Back in 2010, I spent considerable time trying to figure out just how many job cuts Hewlett-Packard had announced over the past decade. The company, when I asked, claimed not to know. So I went digging through securities filings.

The company doesn’t make it easy, because there have been so many rounds, and the layoffs can take months or years to occur. When they do, the number is usually different that what was announced. On top of that, HP was on a massive acquisition binge that was tripling its overall headcount. And even as it was cutting companies in one area, it also might be hiring in others.

But eventually, I came up with a figure:

75,505.

That number did not include a round of 8,600 cuts it was in the middle of executing. And just a couple of months later, then-CEO Mark Hurd announced 9,000 more cuts. As I wrote in a follow-up column: HP’s greatest product seemed to be the export of former HP employees.

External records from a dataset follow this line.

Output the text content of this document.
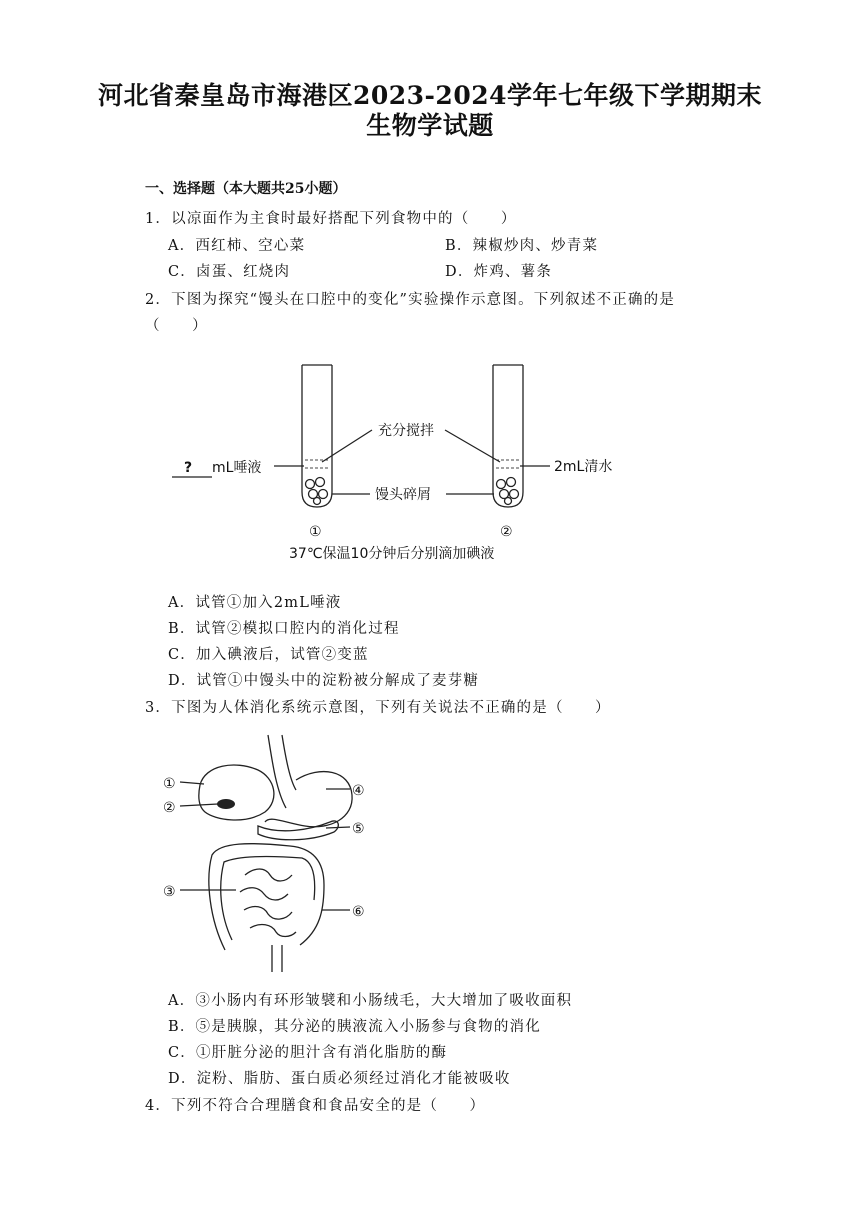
河北省秦皇岛市海港区2023-2024学年七年级下学期期末
生物学试题
一、选择题（本大题共25小题）
1．以凉面作为主食时最好搭配下列食物中的（　　）
A．西红柿、空心菜	B．辣椒炒肉、炒青菜
C．卤蛋、红烧肉	D．炸鸡、薯条
2．下图为探究“馒头在口腔中的变化”实验操作示意图。下列叙述不正确的是
（　　）
充分搅拌
? mL唾液	2mL清水
馒头碎屑
①	②
37℃保温10分钟后分别滴加碘液
A．试管①加入2mL唾液
B．试管②模拟口腔内的消化过程
C．加入碘液后，试管②变蓝
D．试管①中馒头中的淀粉被分解成了麦芽糖
3．下图为人体消化系统示意图，下列有关说法不正确的是（　　）
①
②
③
④
⑤
⑥
A．③小肠内有环形皱襞和小肠绒毛，大大增加了吸收面积
B．⑤是胰腺，其分泌的胰液流入小肠参与食物的消化
C．①肝脏分泌的胆汁含有消化脂肪的酶
D．淀粉、脂肪、蛋白质必须经过消化才能被吸收
4．下列不符合合理膳食和食品安全的是（　　）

Those rounds would put the number of announced job cuts at 93,105. Imagine, the company was surprised that morale was low when it parted ways with Hurd in 2010.

For a brief moment, his replacement, Leo Apotheker seemed to promise a respite. He promised to invest! Give raises! Focus on innovation! Even the board, which had approved the strategy that endorsed these cuts, suddenly embraced the need to invest, worrying that Hurd had cut too deeply. Uh, yeah.

Of course, Apotheker was gone in less than a year. Enter former eBay CEO Meg Whitman. After growing rusty in the basement, it sounds like she’s dragged out the HP layoff machine, gassed  it up, and is apparently going to cut loose on Wednesday. Vroooom!

Reports on Thursday put the targeted number between 25,000 and 30,000. That would put the tally of announced job cuts between 118,105 and 123,105.

That is simply astonishing. It’s not like HP was spiraling into bankruptcy, or heck, even unprofitable.

Yes, we’ve grown numb to layoff announcements. It’s become a common tool for any CEO that lacks ideas to wield when times are tough. And yet, where exactly has it gotten HP? Nowhere. And don’t forget, the amount the company has spent in severance goes into the billions of dollars.

If these announcements come to pass next Wednesday, consider it the surest sign that HP is lost with no chance of finding its way out.